The non-profit agencies that serve people with developmental disabilities often rely on Medicaid payments as their primary source of income. However, the term “non-profit” must be carefully scrutinized. It has been asserted that the leadership of the non-profit organizations are, in fact, profit-making individuals who are actually becoming wealthy as a result of the Medicaid payments.
One such example is the case of New York’s “Young Adult Institute,” also known as “YAI”. 10 months ago, the New York Times reported on the enrichment of the two executive officers of YAI, who apparently made off with tens of millions of dollars, which they spent on limousines, mansions, and other examples of personal embellishment.
The Young Adult Institute is an organization that runs a variety of programs for the developmentally disabled throughout New York City and the surrounding region. Included in those services are scores of group homes and day training programs. Several decades ago, this writer, who knew the two executive officers well, served as a volunteer in helping them to advertise and design their professional conferences. No compensation was accepted by this writer, as the YAI was a “non-profit” organization that served vulnerable children and adults who suffered from severe disabilities. In fact, this writer even served as a pro bono speech writer for the chief operating officer at an international conference. No compensation, not even expenses, was requested or accepted.
The two executive officers are, as a matter of fact, brothers. Joel Levy served as the Chief Executive Officer and Philip Levy served as the Chief Operating Officer. Their clandestine enrichment continued for more than thirty years. It ended only when the New York Times reported the fiscal abuse and the brothers quietly resigned.
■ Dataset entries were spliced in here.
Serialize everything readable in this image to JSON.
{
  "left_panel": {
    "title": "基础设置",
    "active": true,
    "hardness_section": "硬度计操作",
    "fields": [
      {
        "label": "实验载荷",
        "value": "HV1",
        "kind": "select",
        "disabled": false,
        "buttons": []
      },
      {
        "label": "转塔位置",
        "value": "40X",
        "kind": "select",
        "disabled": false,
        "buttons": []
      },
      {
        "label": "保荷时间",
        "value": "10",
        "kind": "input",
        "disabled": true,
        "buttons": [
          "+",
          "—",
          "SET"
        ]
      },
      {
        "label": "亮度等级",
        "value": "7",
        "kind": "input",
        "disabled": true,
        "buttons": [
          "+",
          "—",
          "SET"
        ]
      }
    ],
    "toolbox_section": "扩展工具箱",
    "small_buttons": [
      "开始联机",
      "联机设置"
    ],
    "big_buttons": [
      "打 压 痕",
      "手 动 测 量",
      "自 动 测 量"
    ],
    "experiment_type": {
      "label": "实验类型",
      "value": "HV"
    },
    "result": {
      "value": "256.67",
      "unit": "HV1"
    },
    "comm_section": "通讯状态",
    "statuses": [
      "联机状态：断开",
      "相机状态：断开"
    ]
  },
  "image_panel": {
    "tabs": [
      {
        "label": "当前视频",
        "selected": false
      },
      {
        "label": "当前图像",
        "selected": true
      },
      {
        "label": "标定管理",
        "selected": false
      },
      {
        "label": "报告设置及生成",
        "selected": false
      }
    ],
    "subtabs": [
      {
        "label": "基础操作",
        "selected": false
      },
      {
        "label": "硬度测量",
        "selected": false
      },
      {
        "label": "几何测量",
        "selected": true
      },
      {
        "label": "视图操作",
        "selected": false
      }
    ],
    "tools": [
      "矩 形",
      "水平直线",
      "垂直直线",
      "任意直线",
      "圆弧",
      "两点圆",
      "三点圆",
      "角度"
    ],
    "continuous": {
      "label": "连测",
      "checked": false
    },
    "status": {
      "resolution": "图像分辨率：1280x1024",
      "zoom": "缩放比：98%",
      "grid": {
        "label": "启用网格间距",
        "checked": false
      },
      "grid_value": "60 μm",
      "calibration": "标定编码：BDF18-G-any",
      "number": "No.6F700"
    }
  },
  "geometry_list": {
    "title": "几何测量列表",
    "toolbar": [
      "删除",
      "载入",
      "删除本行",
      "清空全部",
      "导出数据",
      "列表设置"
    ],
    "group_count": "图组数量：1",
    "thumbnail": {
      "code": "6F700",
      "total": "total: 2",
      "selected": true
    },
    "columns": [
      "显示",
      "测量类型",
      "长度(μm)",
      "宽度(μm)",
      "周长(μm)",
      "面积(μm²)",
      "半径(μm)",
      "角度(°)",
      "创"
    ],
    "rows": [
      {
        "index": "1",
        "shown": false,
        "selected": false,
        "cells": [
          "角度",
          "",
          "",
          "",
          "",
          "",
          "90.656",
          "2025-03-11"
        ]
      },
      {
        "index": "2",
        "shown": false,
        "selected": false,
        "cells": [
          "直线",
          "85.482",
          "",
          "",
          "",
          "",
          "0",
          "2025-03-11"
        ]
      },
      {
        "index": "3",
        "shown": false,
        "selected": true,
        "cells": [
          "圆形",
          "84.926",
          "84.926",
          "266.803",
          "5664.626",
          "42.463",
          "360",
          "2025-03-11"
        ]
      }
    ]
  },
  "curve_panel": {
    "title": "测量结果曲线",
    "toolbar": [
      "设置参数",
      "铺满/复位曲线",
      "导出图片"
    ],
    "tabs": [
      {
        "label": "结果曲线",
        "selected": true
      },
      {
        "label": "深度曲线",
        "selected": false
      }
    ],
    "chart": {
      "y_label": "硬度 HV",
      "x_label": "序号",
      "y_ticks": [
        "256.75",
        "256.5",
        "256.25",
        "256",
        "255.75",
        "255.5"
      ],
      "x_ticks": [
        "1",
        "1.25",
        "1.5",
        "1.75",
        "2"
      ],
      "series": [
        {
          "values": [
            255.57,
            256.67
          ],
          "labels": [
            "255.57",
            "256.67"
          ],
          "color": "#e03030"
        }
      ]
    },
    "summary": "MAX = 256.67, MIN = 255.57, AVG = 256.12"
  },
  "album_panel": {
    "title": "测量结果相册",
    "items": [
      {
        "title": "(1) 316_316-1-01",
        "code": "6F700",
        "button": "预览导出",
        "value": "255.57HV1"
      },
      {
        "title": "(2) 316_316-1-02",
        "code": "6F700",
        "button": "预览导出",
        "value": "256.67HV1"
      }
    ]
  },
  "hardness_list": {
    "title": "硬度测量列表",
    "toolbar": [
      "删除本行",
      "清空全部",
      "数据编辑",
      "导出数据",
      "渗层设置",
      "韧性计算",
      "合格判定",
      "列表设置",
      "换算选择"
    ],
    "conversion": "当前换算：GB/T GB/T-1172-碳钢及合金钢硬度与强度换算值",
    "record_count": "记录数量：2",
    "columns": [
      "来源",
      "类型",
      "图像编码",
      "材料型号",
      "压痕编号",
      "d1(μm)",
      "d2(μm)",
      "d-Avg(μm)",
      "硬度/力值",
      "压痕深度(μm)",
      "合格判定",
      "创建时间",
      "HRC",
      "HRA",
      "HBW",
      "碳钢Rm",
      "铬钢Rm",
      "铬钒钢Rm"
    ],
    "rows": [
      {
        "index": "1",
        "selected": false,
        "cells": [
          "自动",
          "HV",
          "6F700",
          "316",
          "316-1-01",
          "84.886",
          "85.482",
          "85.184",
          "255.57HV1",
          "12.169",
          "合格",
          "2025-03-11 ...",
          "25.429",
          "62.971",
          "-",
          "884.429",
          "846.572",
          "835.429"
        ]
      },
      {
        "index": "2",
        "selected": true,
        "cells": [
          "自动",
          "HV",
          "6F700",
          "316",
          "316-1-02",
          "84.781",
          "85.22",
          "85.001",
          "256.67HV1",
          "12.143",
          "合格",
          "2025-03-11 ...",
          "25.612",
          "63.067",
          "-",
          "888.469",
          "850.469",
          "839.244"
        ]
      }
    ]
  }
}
As of this writing, no reimbursement of the millions of Medicaid dollars has been repaid by the brothers.
Apparently, there was little oversight regarding how the Medicaid money would be spent. The Levy brothers graduated from modestly living social workers to regal executives with perks that rivaled the highest paid Wall Street executives. According to the New York Times:
“They each had luxury cars paid for with public money. And when their children went to college, they could pass on the tuition bills to their nonprofit group. Philip H. Levy went as far as charging the organization $50,400 for his daughter’s living expenses one year when she attended graduate school at New York University. That money paid not for a dorm room, but rather it helped her buy a co-op apartment in Greenwich Village.”